Book review: Militant Minority

51r1N926CNL._SY344_BO1,204,203,200_By Gerard Di Trolio

Victoria city councillor Benjamin Isitt has written a detailed account of British Columbia’s radical left and labour movement in Militant Minority: British Columbia Workers and the Rise of a New Left 1948-1972. Isitt challenges many assumptions about the role of the left and labour movement in the so-called “Golden Age of Capitalism.”

By using B.C. has an example, Isitt shows how the postwar class compromise of the 1940s, was in fact what he calls a “tug-of-war” with B.C. workers not afraid to engage in wildcat strikes and break away from international American dominated unions to form all Canadian ones.

Another interesting piece of historiography is Isitt’s focus on the transition from the “Old Left” to “New Left.” Traditional accounts suggested their was a significant rupture between the two movements, with the Old Left going into terminal decline after the anti-Communist purges in the 1950s, the Soviet invasion of Hungary, and Nikita Khrushchev’s secret speech outlining the crimes of Josef Stalin.

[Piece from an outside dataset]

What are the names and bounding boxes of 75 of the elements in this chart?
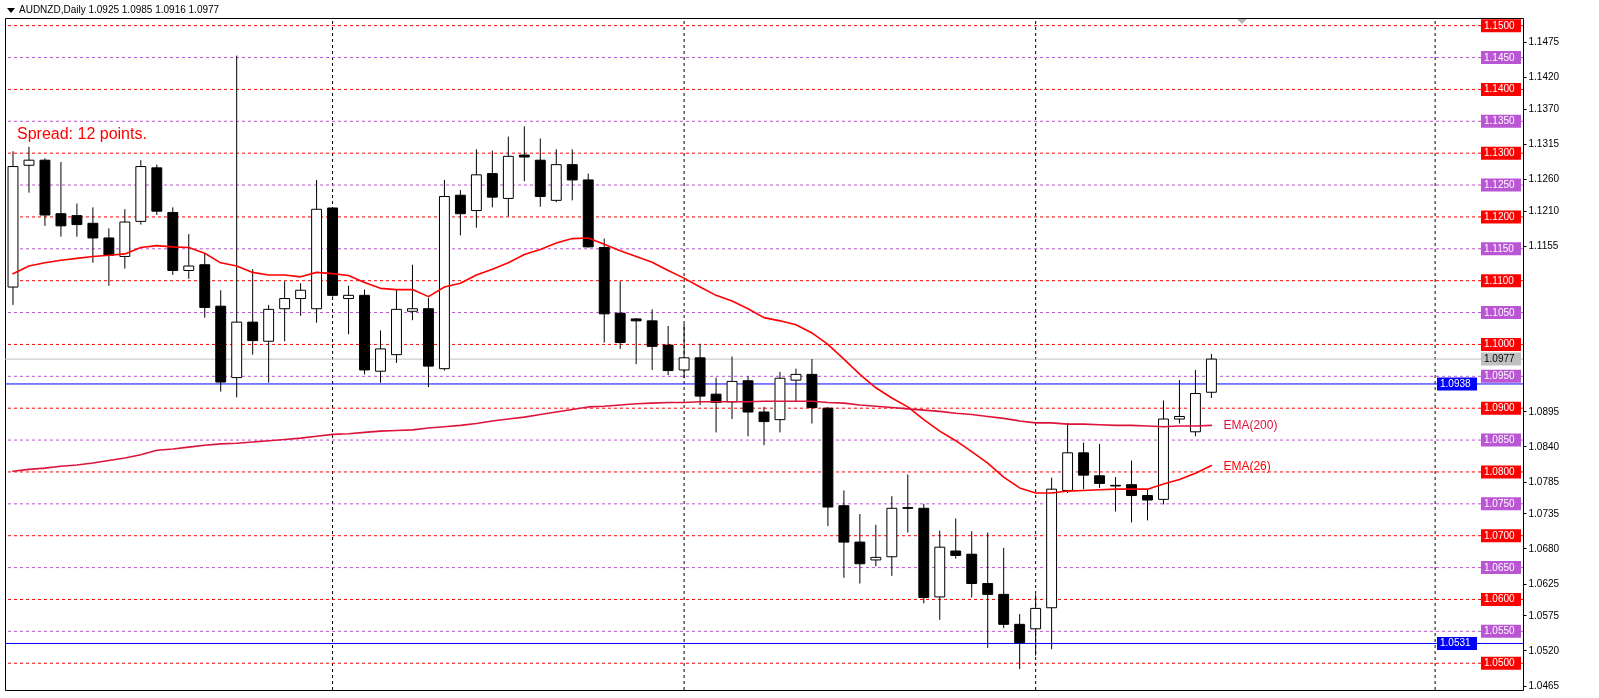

Isitt turns this account on its head. While many members of the Labour-Progressive Party (Communist Party of Canada before 1959) left the party in the late 1950s, its influence within B.C.’s labour movement never completely disappeared. Likewise, many Co-operative Commonwealth Federation (CCF) members in B.C. felt alienated by the creation of the New Democratic Party (NDP) in 1961, feeling it was too bureaucratic and represented merely an electoral machine instead of a social movement. It would be these members of what Isitt would call the “militant minority” that would bridge the gap between the Old and New Left in B.C.

Both the Old and New Left in B.C. would come together in the 1960s in the feminist, Indigenous rights, and peace movements. The conservatism of the NDP and the stale authoritarianism of the Communist Party also gave rise to new Trotskyist and Maoist movements that did not shy away from direct action. As Isitt explains:

Tied to the increased participation of women in the paid labour force, and ongoing male domination in labour unions and left parties, a layer of working-class women embraced women’s liberation and the ideology of socialist feminism, demanding pay equity, public child care, and reproductive choice; these women worked to change the unions and parties, and some employed forms of direct action that conflicted with the narrow electoralism of the social-democratic NDP (p. 198).

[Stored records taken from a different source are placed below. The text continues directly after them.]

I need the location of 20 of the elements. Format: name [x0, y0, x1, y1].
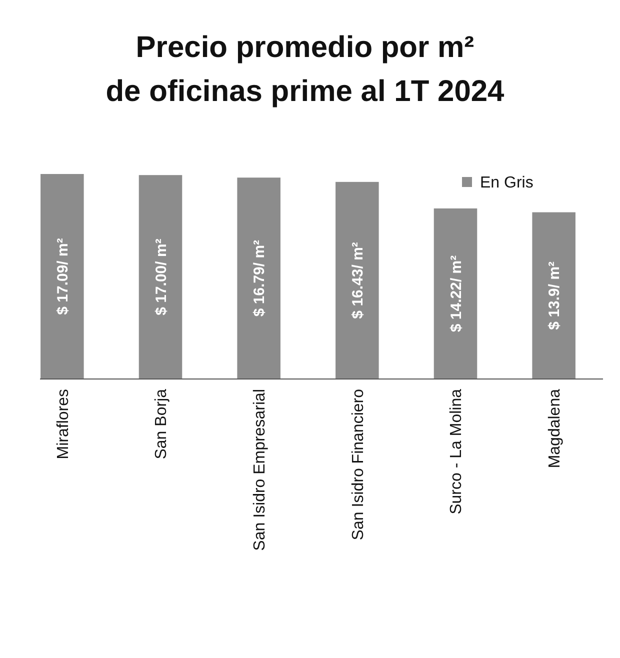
bar: [336, 182, 379, 379]
x-tick-label: Surco - La Molina: [448, 388, 466, 514]
bar: [138, 175, 182, 379]
data-label: $ 16.79/ m²: [251, 240, 268, 317]
x-tick-label: Magdalena: [546, 388, 564, 468]
legend-label: En Gris: [480, 174, 534, 192]
data-label: $ 16.43/ m²: [349, 242, 366, 319]
bar: [237, 178, 280, 379]
bar: [40, 174, 84, 379]
data-label: $ 14.22/ m²: [448, 255, 465, 332]
data-label: $ 13.9/ m²: [546, 261, 564, 330]
bar: [532, 212, 576, 379]
x-tick-label: San Borja: [153, 388, 170, 460]
x-tick-label: Miraflores: [54, 389, 72, 460]
chart-title: Precio promedio por m² de oficinas prime al 1T 2024: [106, 31, 505, 108]
data-label: $ 17.00/ m²: [152, 238, 170, 316]
x-tick-label: San Isidro Financiero: [350, 388, 367, 540]
bar: [434, 208, 478, 379]
data-label: $ 17.09/ m²: [54, 238, 72, 315]
x-tick-label: San Isidro Empresarial: [251, 389, 268, 551]
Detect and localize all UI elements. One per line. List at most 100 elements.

And despite the fact that the left had managed to survive the 1950s and begin to re-emerge, Isitt explains how ultimately the burst of movement energy in the 1960s would be undermined by the economic and social changes of the “tug-of-war.” Isitt discusses the rise of the suburb and technologies like television as a major reason for splintering working class solidarity and culture. Workers became more locationally diffuse no longer having all members of a single plant living in one area. Television was going to exalt the consumer age and create one mass culture, undermining traditional working class cultural expressions.

The world was changing fast, and by the time the B.C. NDP won power in 1972, the early stirrings of a renewed unconstrained capitalism – what we now call neoliberalism – was beginning to take shape. This would limit the government’s agenda.

Isitt ends his book before discussing in any real detail BC’s first NDP government, led by Dave Barrett, and its relationship to the labour movement and the rest of the left. He correctly identify that B.C.’s first NDP government made many important reforms like reforming the labour code and bringing in public auto insurance. However, at the same time, the government’s attacks on public sector workers and growing strained relations would help lead to its defeat in the 1975 election. Isitt notes that the B.C. NDP was transforming from a protest party into a status quo party.

Isitt’s book is ultimately about his concept of the “militant minority,” those dedicated activists who kept the radical left alive through the ups and downs of the immediate postwar era. As to whether it is an ideal term or concept is certainly open to debate. This militant minority transformed over time. Many of its members gave up on radical politics in the 1950s. Also there were minorities among the minorities. Some radical CCF members were open to working with the Communists while many other radical CCF members were not. Though the Labour-Progressive and later Communist Party of Canada demonstrated a united line, many de facto factions existed. By the 1960s, there was only going to be limits on how Maoists and Trotskyists could coexist within mass movements. There was never one coherent militant minority protecting radical orthodoxy through the history of the B.C. labour movement.

Celebrating and studying those who continued on a struggle in dark times is important. But ultimately, we must look towards new ideas of organizing and building solidarities when it comes to transforming a militant labour movement and Left from a minority to a majority. What we can learn from the militant minority in the book, is that we must be aware how economic and social changes may require us to rethink traditional strategies.

Nevertheless, Militant Minority is a detailed book detailing a piece of Canada’s Left and labour history that has been long overlooked. It is a great book to learn about many colourful and dedicated activists who aren’t exactly household names, but did so much to keep the movement going. It also features detailed appendices which include things like statistics on strikes in B.C. and even the Waffle Manifesto. It should be read to understand why radicals in Canada find themselves in the place they are now.